Niveauvolle Diskussionen

Man mag bezweifeln, dass ein tiefes Interesse an den gesellschaftlichen Implikationen der Verfügbarkeit der Gensequenz von Menschen die "Human Genome Organization" dazu veranlasste, in ihr Budget einen Posten für die gesellschaftlichen und weltanschaulichen Aspekte der Forschungsresultate vorzusehen. Vielleicht spielte dabei auch die Furcht vor gesellschaftlichem Gegenwind eine Rolle.

Trotzdem gibt es, vor allem in den angelsächsischen Ländern, aber nicht nur dort, eine öffentliche Diskussion über die gesellschaftlichen und philosophischen Fragen, welche die neue Biologie aufwirft. Ihr Stil entspricht der deutschen philosophischen Tradition weniger, als es manche für wünschenswert halten, aber ihr Niveau steht dem der von Helga Novotny beschworenen Diskussionen der Physiker aus dem letzten Jahrhundert um nichts nach.

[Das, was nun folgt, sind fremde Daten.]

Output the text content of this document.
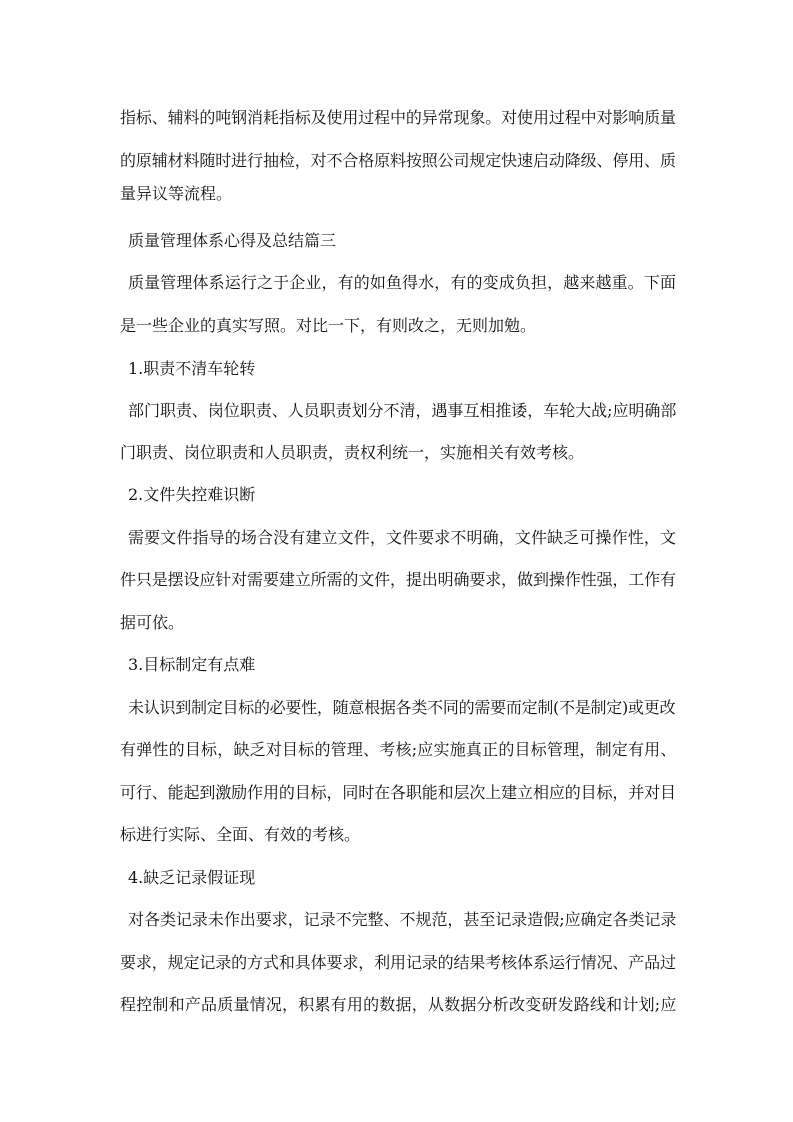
指标、辅料的吨钢消耗指标及使用过程中的异常现象。对使用过程中对影响质量
的原辅材料随时进行抽检，对不合格原料按照公司规定快速启动降级、停用、质
量异议等流程。
质量管理体系心得及总结篇三
质量管理体系运行之于企业，有的如鱼得水，有的变成负担，越来越重。下面
是一些企业的真实写照。对比一下，有则改之，无则加勉。
1.职责不清车轮转
部门职责、岗位职责、人员职责划分不清，遇事互相推诿，车轮大战;应明确部
门职责、岗位职责和人员职责，责权利统一，实施相关有效考核。
2.文件失控难识断
需要文件指导的场合没有建立文件，文件要求不明确，文件缺乏可操作性，文
件只是摆设应针对需要建立所需的文件，提出明确要求，做到操作性强，工作有
据可依。
3.目标制定有点难
未认识到制定目标的必要性，随意根据各类不同的需要而定制(不是制定)或更改
有弹性的目标，缺乏对目标的管理、考核;应实施真正的目标管理，制定有用、
可行、能起到激励作用的目标，同时在各职能和层次上建立相应的目标，并对目
标进行实际、全面、有效的考核。
4.缺乏记录假证现
对各类记录未作出要求，记录不完整、不规范，甚至记录造假;应确定各类记录
要求，规定记录的方式和具体要求，利用记录的结果考核体系运行情况、产品过
程控制和产品质量情况，积累有用的数据，从数据分析改变研发路线和计划;应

Um es am Beispiel der Neurophysiologie zu illustrieren: Neurobiologisch informierte Philosophinnen und Philosophen wie Patricia Churchland, Daniel Dennett, John Searle, Daniel Wegner, David Chalmers, Jerry Fodor, Thomas Metzinger, Peter Bieri oder Ansger Beckermann diskutieren mit philosophisch sensiblen Neurobiologen wie Antonio Damasio, Vilayanur Ramachandran, Francis Crick, Jean-Pierre Changeux, Gerald Edelmann, Wolf Singer, Hans Flor und Ernst Pöppel.

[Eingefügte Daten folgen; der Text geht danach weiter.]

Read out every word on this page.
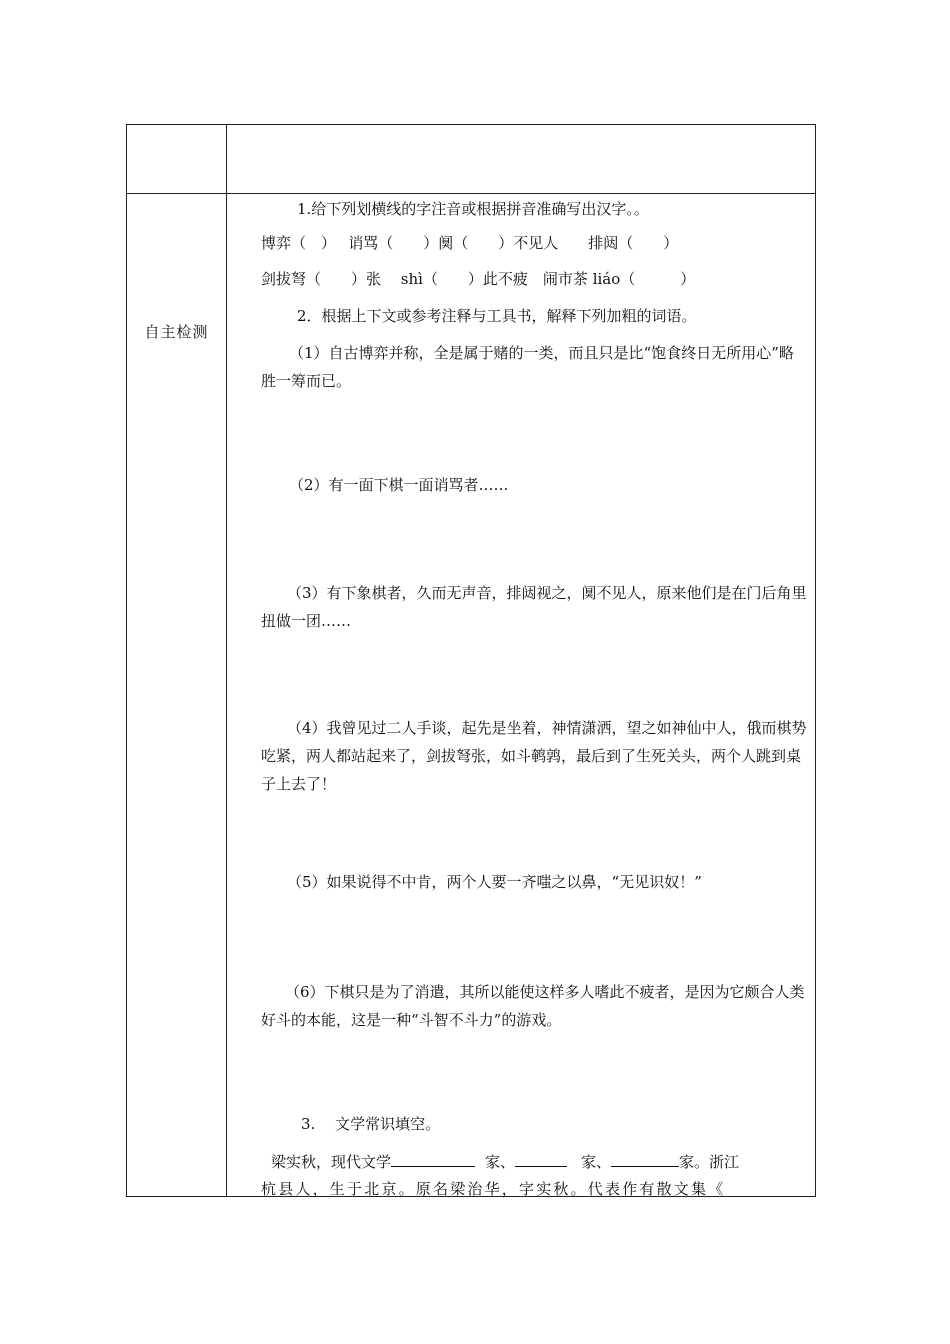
自主检测
1.给下列划横线的字注音或根据拼音准确写出汉字。。
博弈（　）　 诮骂（　　）阒（　　）不见人　　排闼（　　）
剑拔弩（　　）张　 shì（　　）此不疲　闹市茶 liáo（　　　）
2．根据上下文或参考注释与工具书，解释下列加粗的词语。
（1）自古博弈并称，全是属于赌的一类，而且只是比“饱食终日无所用心”略胜一筹而已。
（2）有一面下棋一面诮骂者……
（3）有下象棋者，久而无声音，排闼视之，阒不见人，原来他们是在门后角里扭做一团……
（4）我曾见过二人手谈，起先是坐着，神情潇洒，望之如神仙中人，俄而棋势吃紧，两人都站起来了，剑拔弩张，如斗鹌鹑，最后到了生死关头，两个人跳到桌子上去了！
（5）如果说得不中肯，两个人要一齐嗤之以鼻，“无见识奴！”
（6）下棋只是为了消遣，其所以能使这样多人嗜此不疲者，是因为它颇合人类好斗的本能，这是一种“斗智不斗力”的游戏。
3.　 文学常识填空。
梁实秋，现代文学	家、	家、	家。浙江
杭县人，生于北京。原名梁治华，字实秋。代表作有散文集《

Von ihrer Ausbildung her kommen sie aus verschiedenen Richtungen, aber sie würden es wahrscheinlich alle für müßig halten, sich den akademischen Riten entsprechend irgendeinem der überkommenen Fächer zuzuordnen. Für den vor allem im deutschen Sprachraum von Geisteswissenschaftlern zur Zeit so defensiv beschworenen Unterschied zu den Naturwissenschaften haben sie wenig Verständnis.